Sich durch die psychische Gesundheit Ihres Kindes zu navigieren, kann sich anfühlen wie ein Spaziergang durch einen nebligen Wald ohne Karte. Vielleicht fragen Sie sich: Ist das nur eine Phase? Habe ich etwas falsch gemacht? Warum ist mein eigentlich fröhliches Kleinkind plötzlich so zurückgezogen?
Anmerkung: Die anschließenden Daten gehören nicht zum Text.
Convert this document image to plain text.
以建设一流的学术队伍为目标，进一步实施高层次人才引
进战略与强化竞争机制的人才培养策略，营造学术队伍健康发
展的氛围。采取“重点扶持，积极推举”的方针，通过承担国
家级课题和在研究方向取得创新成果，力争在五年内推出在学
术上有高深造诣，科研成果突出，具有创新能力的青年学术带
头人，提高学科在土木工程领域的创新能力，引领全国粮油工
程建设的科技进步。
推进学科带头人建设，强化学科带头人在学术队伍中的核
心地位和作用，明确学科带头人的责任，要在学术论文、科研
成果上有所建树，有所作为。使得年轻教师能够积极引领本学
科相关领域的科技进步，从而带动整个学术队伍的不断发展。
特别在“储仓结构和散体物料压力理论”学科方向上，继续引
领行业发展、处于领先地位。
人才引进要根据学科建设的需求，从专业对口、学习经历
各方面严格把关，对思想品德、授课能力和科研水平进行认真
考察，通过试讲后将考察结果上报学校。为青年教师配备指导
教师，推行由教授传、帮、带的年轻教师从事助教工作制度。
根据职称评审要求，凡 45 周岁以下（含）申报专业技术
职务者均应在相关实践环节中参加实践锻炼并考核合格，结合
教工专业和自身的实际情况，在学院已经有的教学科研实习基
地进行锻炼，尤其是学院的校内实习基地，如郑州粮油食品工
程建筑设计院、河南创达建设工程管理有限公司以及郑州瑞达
Sie sind mit diesen Fragen nicht allein. Genau wie die körperliche Gesundheit ist auch die psychische Gesundheit ein wesentlicher Bestandteil des Erwachsenwerdens. Um das emotionale Wohlbefinden Ihres Kindes zu unterstützen, braucht es keinen Abschluss in Psychologie; es beginnt mit der gleichen Liebe und Aufmerksamkeit, die Sie seinen körperlichen Bedürfnissen schenken. Lassen Sie uns erkunden, wie wir Anzeichen von Problemen erkennen und ein Rüstzeug für Widerstandsfähigkeit aufbauen können, das unseren Kindern ein Leben lang dienen wird.
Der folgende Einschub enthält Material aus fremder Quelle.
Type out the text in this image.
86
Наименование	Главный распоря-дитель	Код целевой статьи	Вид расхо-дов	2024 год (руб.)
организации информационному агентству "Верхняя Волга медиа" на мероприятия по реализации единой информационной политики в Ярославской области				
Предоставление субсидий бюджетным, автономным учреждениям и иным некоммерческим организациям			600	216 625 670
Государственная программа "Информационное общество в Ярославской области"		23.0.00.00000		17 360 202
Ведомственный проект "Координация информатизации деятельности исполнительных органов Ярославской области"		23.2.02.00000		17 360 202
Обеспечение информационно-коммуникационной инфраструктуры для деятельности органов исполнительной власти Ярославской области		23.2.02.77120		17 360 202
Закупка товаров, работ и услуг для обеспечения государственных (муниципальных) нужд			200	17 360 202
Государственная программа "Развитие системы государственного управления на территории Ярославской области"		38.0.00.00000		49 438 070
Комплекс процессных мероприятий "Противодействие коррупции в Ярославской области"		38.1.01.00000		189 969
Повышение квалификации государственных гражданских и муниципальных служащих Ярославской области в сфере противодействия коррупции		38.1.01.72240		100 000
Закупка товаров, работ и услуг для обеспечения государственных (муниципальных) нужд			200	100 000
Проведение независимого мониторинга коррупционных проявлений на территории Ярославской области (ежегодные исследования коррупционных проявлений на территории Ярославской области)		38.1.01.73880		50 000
Die Signale entschlüsseln: Es sind nicht immer Tränen
Kinder bauen ihren emotionalen Wortschatz noch auf. Anders als Erwachsene können sie oft nicht sagen: "Ich fühle mich unglaublich ängstlich wegen der sozialen Dynamik in der Pause heute." Stattdessen sprechen sie durch ihr Verhalten und ihren Körper zu uns.
Laut dem Child Mind Institute sehen Anzeichen von Angst oder emotionaler Belastung bei Kindern oft anders aus als bei Erwachsenen. Es geht weniger darum, still in Traurigkeit zu verharren, als vielmehr um reaktive Verhaltensweisen.